GREGORIO ORTEGA MOLINA
*Al regreso, durante una breve escala que él (Salinas) hizo en esta ciudad, porque debía continuar a Tampico a causa de desastres naturales, hizo un breve aparte conmigo, a la escalerilla del TP-1. Me tomó del brazo, me vio a los ojos y preguntó:
–¿Qué puedo hacer por usted? Dígame, Gregorio, ¿qué puedo hacer por usted?
–Ser mi amigo, señor presidente.
Así concluyó nuestra muy breve relación, porque no oyó lo que pensó debería escuchar
El lujo caro de la honestidad, de Ricardo Raphael en Milenio del sábado 10 de agosto, y la República de las letras, de Humberto Musacchio en Excélsior del lunes 12 de agosto, obligan a retomar el tema de la sutil distancia conceptual, lingüística y humana entre los términos de honestidad y honradez. Definitivamente no son lo mismo, pero hoy nadie pone atención a las actitudes, sobre todo a la de los líderes, los gobernantes, los intelectuales.

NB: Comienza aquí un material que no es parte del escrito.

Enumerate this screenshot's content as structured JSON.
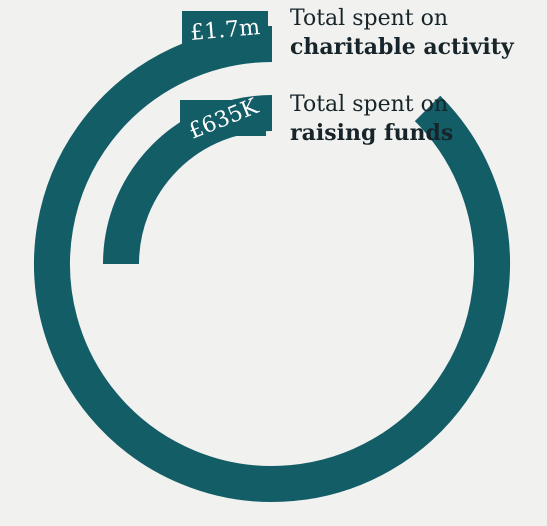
{
  "chart_data": {
    "type": "radial-bar",
    "series": [
      {
        "label_line1": "Total spent on",
        "label_line2": "charitable activity",
        "value_label": "£1.7m",
        "value_millions": 1.7
      },
      {
        "label_line1": "Total spent on",
        "label_line2": "raising funds",
        "value_label": "£635K",
        "value_millions": 0.635
      }
    ],
    "colors": {
      "bar": "#135d67",
      "label_text": "#ffffff",
      "legend_text": "#17252a",
      "background": "#f1f1ef"
    }
  }
}
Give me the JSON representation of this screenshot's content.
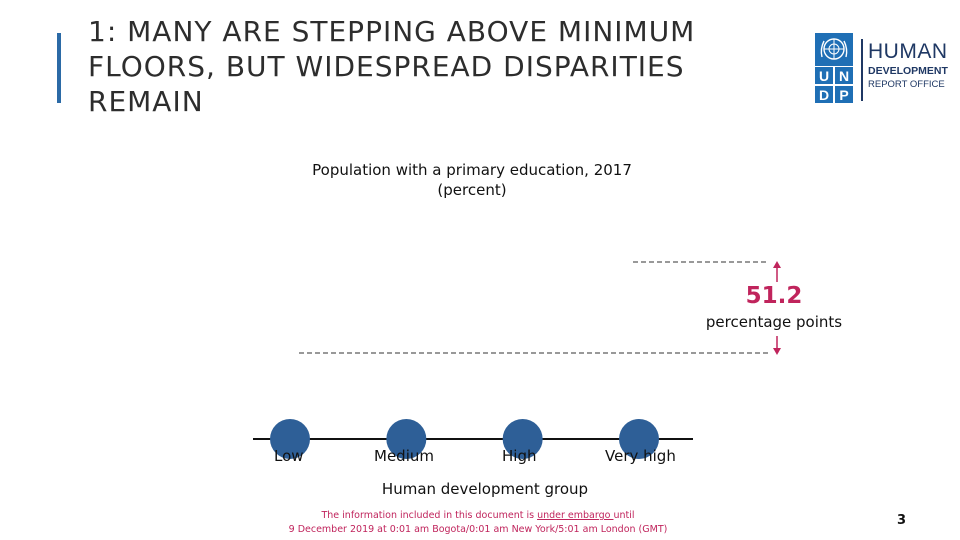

En La caída y en El último encuentro, Albert Camus y Sándor Márai desarrollan la actitud y el comportamiento de sus personajes en esa ambivalencia que nutre la cultura. Gustan de sumergirse en las aguas de la honradez, y darse una ducha en las de la honestidad, y terminar por no ser lo uno ni lo otro, sino mostrarse con esa perversidad que domina a quienes rehúsan arrepentirse de sus fechorías, pequeñas o grandes.

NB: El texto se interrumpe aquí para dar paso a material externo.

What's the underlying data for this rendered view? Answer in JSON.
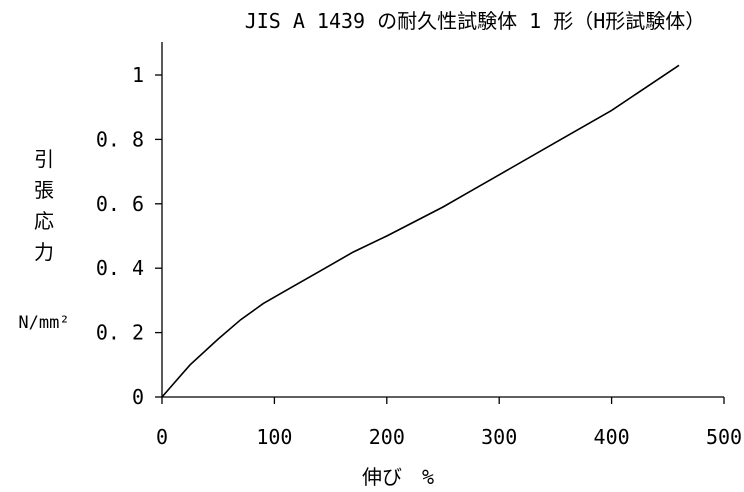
{
  "chart_data": {
    "type": "line",
    "title": "JIS A 1439 の耐久性試験体 1 形（H形試験体）",
    "xlabel": "伸び　%",
    "ylabel": "引張応力",
    "ylabel_unit": "N/mm²",
    "xlim": [
      0,
      500
    ],
    "ylim": [
      0,
      1.1
    ],
    "x_ticks": [
      0,
      100,
      200,
      300,
      400,
      500
    ],
    "x_tick_labels": [
      "0",
      "100",
      "200",
      "300",
      "400",
      "500"
    ],
    "y_ticks": [
      0,
      0.2,
      0.4,
      0.6,
      0.8,
      1
    ],
    "y_tick_labels": [
      "0",
      "0. 2",
      "0. 4",
      "0. 6",
      "0. 8",
      "1"
    ],
    "grid": false,
    "legend": "none",
    "line_color": "#000000",
    "series": [
      {
        "x": [
          0,
          10,
          25,
          50,
          70,
          90,
          110,
          140,
          170,
          200,
          250,
          270,
          300,
          350,
          400,
          460
        ],
        "y": [
          0,
          0.04,
          0.1,
          0.18,
          0.24,
          0.29,
          0.33,
          0.39,
          0.45,
          0.5,
          0.59,
          0.63,
          0.69,
          0.79,
          0.89,
          1.03
        ]
      }
    ]
  }
}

Lo ideal es no traer detrás cola que te pisen. Lo demostró Jesús, el Maestro, cuando frente a la adúltera exigió a la turba que quien estuviera libre de culpa lanzara la primera piedra. Hace poco más de dos mil años todos desaparecieron. Hoy ocurriría lo mismo.
Estemos atentos al desarrollo y desenlace del sainete escenificado entre Rubén Rocha Moya, Andrés Manuel López Obrador, la doctora Sheinbaum Pardo, y el susto que se cargan por las declaraciones de Ismael El Mayo Zambada y la participación de Joaquín Guzmán. Lo que se exhibe, de inmediato, es el humanismo moral mexicano en el que tanto se escuda este gobierno, y es inexistente. Lo real, constable, si se revisan los videos de las mañaneras, es la actitud profundamente deshonesta del líder, y también terriblemente poco honrada, porque se hace cómplice de sus vástagos y otros familiares, al defenderlos a capa y espada.
La actitud y el comportamiento resultan, a la postre, indelebles. Poco sabemos de cómo llegamos al mundo y si sufrieron o no nuestras madres, pero desconocemos absolutamente todo acerca del modito en que falleceremos. La dignidad en la vida puede ayudar a irse en paz.
Mucho me ha costado aprender de la relación con el poder, y que hay diversas maneras de decir no a las pretensiones de quienes pueden ayudar o destruir. Está más allá del No es No del feminismo.
En 1993, poco antes del destape de Luis Donaldo Colosio, José Carreño Carlón me transmitió la invitación del presidente Carlos Salinas de Gortari a una gira por Holanda, Suecia y Bélgica, con escala, a la ida, en San Francisco, donde lo acompañaríamos a un encuentro con inversionistas de Estados Unidos.
Al regreso, durante una breve escala que él (Salinas) hizo en esta ciudad, porque debía continuar a Tampico a causa de desastres naturales, hizo un breve aparte conmigo, a la escalerilla del TP-1. Me tomó del brazo, me vio a los ojos y preguntó:
–¿Qué puedo hacer por usted? Dígame, Gregorio, ¿qué puedo hacer por usted?
–Ser mi amigo, señor presidente.
Así concluyó nuestra muy breve relación, porque no oyó lo que pensó que debería escuchar.